Zwischen Zauber und Albtraum

Das neue Album von Lisa Stansfield hat ausgerechnet Trevor Horn produziert, doch die Sängerin tappt nicht in die 80er-Jahre-Falle. Sie weiß zu genau, was sie will

Damit das gleich geklärt ist: Ja, sie ist die Frau, die vor 15 Jahren „All Around The World“ sang. Und nein, im Gegensatz zu vielen Kolleginnen klammert sie sich nicht an dem einen Hit fest Er ist ihr auch nicht peinlich, sie hat ihn ja selbst geschrieben. Aber Lisa Stansfield langweilt es ein wenig, dass alles danach daneben immer verblasste. Trotzdem nimmt sie jetzt einen neuen Anlauf. „The Moment“ heißt das neue, sechste Album der 38-jährigen Britin, die bei Dublin lebt, wenn sie nicht gerade in ihrem New Yorker Apartment weilt. Wenn Stansfield von sich erzählt, sagt sie fast immer „wir“, nicht „ich“. Ihr Ehemann Ian Devaney ist ihr liebster Co-Songwriter und Background-Sänger, vor allem aber ihr größter Kritiker. „Und das ist wunderbar! Wir nehmen unsere professionellen Diskussion nicht persönlich. Sonst wäre wir bestimmt nicht seit mehr ab zehn Jahren miteinander glücklich.“ Ein bisschen Zuspruch kann sie im Studio allerdings auch oft brauchen, denn Stansfield zweifelt dauernd an sich selbst „Wenn ich mal etwas wirklich Gutes geschrieben habe, denke ich immer, ich habe das geklaut Und wenn ich irgendwann merke, dass es tatsächlich von mir ist, bin ich entzückt.“ Jedes Mal, wenn sie eine Platte aufgenommen hat, denkt sie, das wäre jetzt definitiv ihre letzte, Schluss mit dem Stress. „Aber dann kommt irgendwer daher, der mir Komplimente macht oder mich auf neue Ideen bringt und schon bin ich wieder im Studio.“ Sie lacht darüber so dröhnend, dass man sie bestimmt nicht bemitleidet.

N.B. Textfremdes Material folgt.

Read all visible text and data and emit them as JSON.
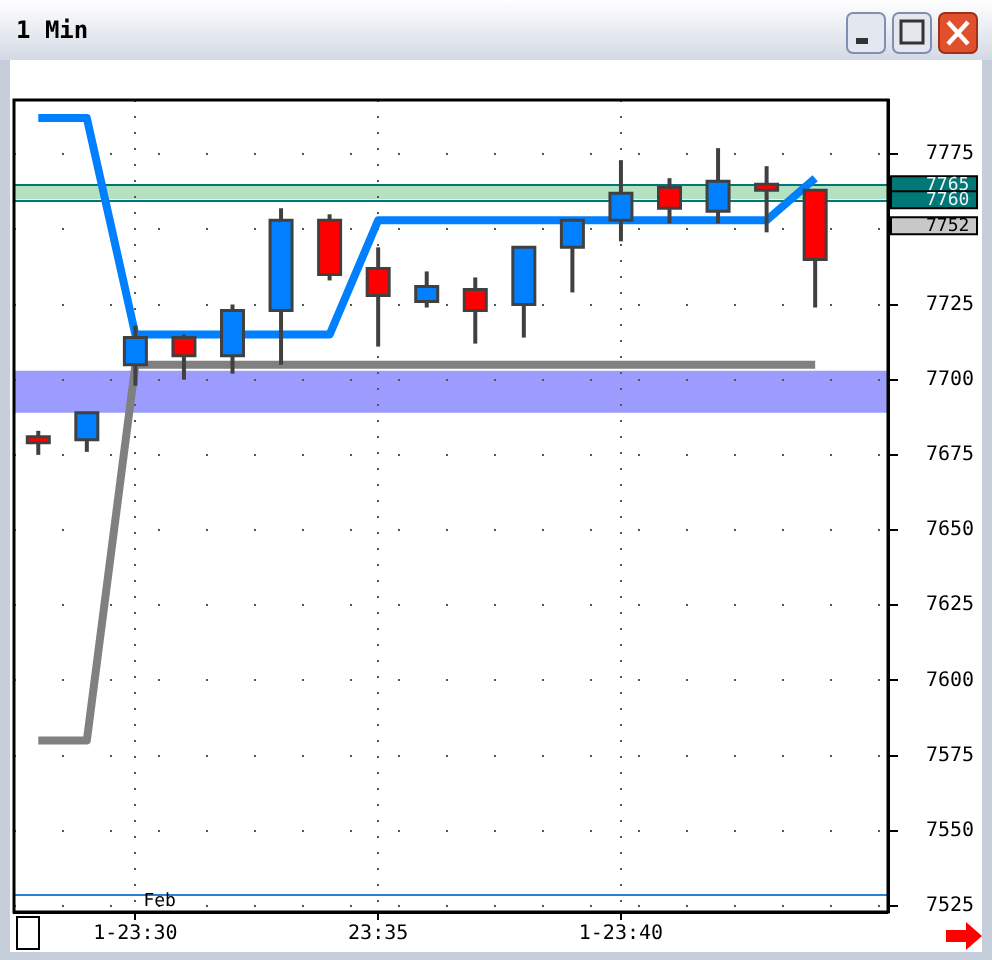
{
  "chart_data": {
    "type": "candlestick",
    "title": "1 Min",
    "categories": [
      null,
      null,
      "1-23:30",
      null,
      null,
      null,
      null,
      "23:35",
      null,
      null,
      null,
      null,
      "1-23:40",
      null,
      null,
      null,
      null,
      null
    ],
    "series": [
      {
        "color": "#404040",
        "colors": [
          "#ff0000",
          "#0080ff",
          "#0080ff",
          "#ff0000",
          "#0080ff",
          "#0080ff",
          "#ff0000",
          "#ff0000",
          "#0080ff",
          "#ff0000",
          "#0080ff",
          "#0080ff",
          "#0080ff",
          "#ff0000",
          "#0080ff",
          "#ff0000",
          "#ff0000",
          null
        ],
        "ohlc": [
          [
            7681,
            7683,
            7675,
            7679
          ],
          [
            7680,
            7689,
            7676,
            7689
          ],
          [
            7705,
            7718,
            7698,
            7714
          ],
          [
            7714,
            7715,
            7700,
            7708
          ],
          [
            7708,
            7725,
            7702,
            7723
          ],
          [
            7723,
            7757,
            7705,
            7753
          ],
          [
            7753,
            7755,
            7733,
            7735
          ],
          [
            7737,
            7744,
            7711,
            7728
          ],
          [
            7726,
            7736,
            7724,
            7731
          ],
          [
            7730,
            7734,
            7712,
            7723
          ],
          [
            7725,
            7744,
            7714,
            7744
          ],
          [
            7744,
            7753,
            7729,
            7753
          ],
          [
            7753,
            7773,
            7746,
            7762
          ],
          [
            7764,
            7767,
            7752,
            7757
          ],
          [
            7756,
            7777,
            7752,
            7766
          ],
          [
            7765,
            7771,
            7749,
            7763
          ],
          [
            7763,
            7763,
            7724,
            7740
          ],
          null
        ]
      },
      {
        "type": "line",
        "color": "#0080ff",
        "values": [
          7787,
          7787,
          7715,
          7715,
          7715,
          7715,
          7715,
          7753,
          7753,
          7753,
          7753,
          7753,
          7753,
          7753,
          7753,
          7753,
          7767,
          null
        ]
      },
      {
        "type": "line",
        "color": "#808080",
        "values": [
          7580,
          7580,
          7705,
          7705,
          7705,
          7705,
          7705,
          7705,
          7705,
          7705,
          7705,
          7705,
          7705,
          7705,
          7705,
          7705,
          7705,
          null
        ]
      }
    ],
    "ylim": [
      7523,
      7793
    ],
    "yticks": [
      7525,
      7550,
      7575,
      7600,
      7625,
      7650,
      7675,
      7700,
      7725,
      {
        "value": 7750,
        "label": null
      },
      7775
    ],
    "grid": true,
    "bands": [
      {
        "axis": "y",
        "from": 7689,
        "to": 7703,
        "color": "#9c9cff"
      },
      {
        "axis": "y",
        "from": 7760,
        "to": 7765,
        "color": "#b4e2c0"
      }
    ],
    "ref_lines": [
      {
        "axis": "y",
        "value": 7765,
        "label": "7765",
        "color": "#007878"
      },
      {
        "axis": "y",
        "value": 7760,
        "label": "7760",
        "color": "#007878"
      },
      {
        "axis": "y",
        "value": 7529,
        "color": "#2f7fd8"
      }
    ],
    "annotations": [
      "7752",
      {
        "text": "Feb",
        "x": "1-23:30"
      }
    ]
  }
}
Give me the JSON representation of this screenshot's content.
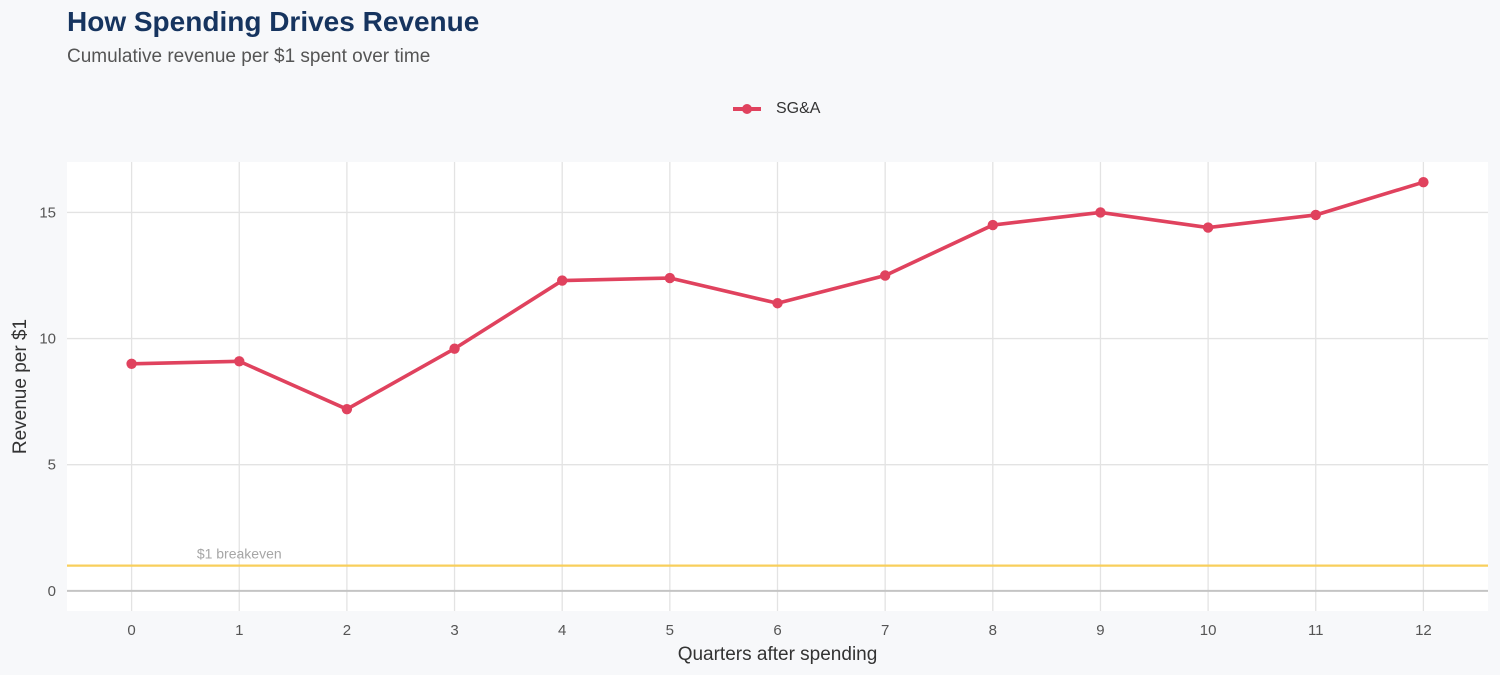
{
  "chart_data": {
    "type": "line",
    "title": "How Spending Drives Revenue",
    "subtitle": "Cumulative revenue per $1 spent over time",
    "xlabel": "Quarters after spending",
    "ylabel": "Revenue per $1",
    "x": [
      0,
      1,
      2,
      3,
      4,
      5,
      6,
      7,
      8,
      9,
      10,
      11,
      12
    ],
    "xlim": [
      -0.6,
      12.6
    ],
    "ylim": [
      -0.8,
      17
    ],
    "yticks": [
      0,
      5,
      10,
      15
    ],
    "series": [
      {
        "name": "SG&A",
        "color": "#e0425e",
        "values": [
          9.0,
          9.1,
          7.2,
          9.6,
          12.3,
          12.4,
          11.4,
          12.5,
          14.5,
          15.0,
          14.4,
          14.9,
          16.2
        ]
      }
    ],
    "reference_line": {
      "y": 1,
      "label": "$1 breakeven",
      "color": "#f8cf5c"
    },
    "legend_position": "top-center",
    "grid": true
  }
}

Produziert hat „The Moment“ Trevor Horn – ausgerechnet der Mann, der für die größten 80er-Jahre-Synthie-Hits von Frankie Goes Tb Hollywood, ABC und Grace Jones verantwortlich war. Ein Rückschritt? In diesem Fall nicht. Die Stimme und die leichtfüßigen Melodien stehen im Vordergrund, die Lieder wirken nur selten überfrachtet. Stansfield wundert sich selbst, dass die Zusammenarbeit so gut geklappt hat. „Ich hätte nie an Trevor Horn gedacht, aber genau das war ja das Spannende. Unser Stil ist sehr unterschiedlich, die Kombination also interessant. Außerdem ist er jemand, der einen immer ermutigt, wenn man schon keine Lust mehr hat. Manche Lieder sind nämlich verdammte Albträume. Ich hasse es, wenn ich den Gesang nicht gleich hinbekomme. Wenn man sich erst mal bemühen muss, ist der Zauber oft schon weg.“

Tatsächlich klingt „The Moment“ nicht nach Anstrengung, sondern wie das Werk einer Frau, die genau weiß, was sie kann. Stansfield macht Erwachsenen-Pop, erzählt Geschichten von Frauen, nicht Mädchen- einer der Songs heißt schon „Treat Me Like A Woman“. Sie hat keine Lust, da Zugeständnisse zu machen und mit irgendwelchen Girlies zu konkurrieren. Nach 18 Jahren hat sie wohl auch deshalb BMG verlassen, um bei Horns kleinem Label ZTT (in Deutschland bei Edel) zu unterschreiben. „Wenn man seine Integrität bewahren will, haben die Geschäftsmänner, die in Künstlern nur Gelddruckmaschinen sehen, viel weniger Respekt vor einem. Bei einer kleinen Firma sind die Egos und der Bullshit auch kleiner. Angenehm!“ Neben den kurzfristigen Plänen – auf Tournee gehen, noch mehr schauspielern hat Stansfield ein langfristiges Ziel: „Wenn ich mal 70 bin, will ich in meinem Schaukelstuhl sitzen, mit einer Decke über den Knien, und sagen können: Ich habe in meinem Leben das gemacht, was ich verdammt noch mal machen wollte, ohne billige Kompromisse, auch wenn ich dadurch manchmal weniger Alben verkauft habe. Who cares?* Sie ist so lässig, man glaubt es ihr.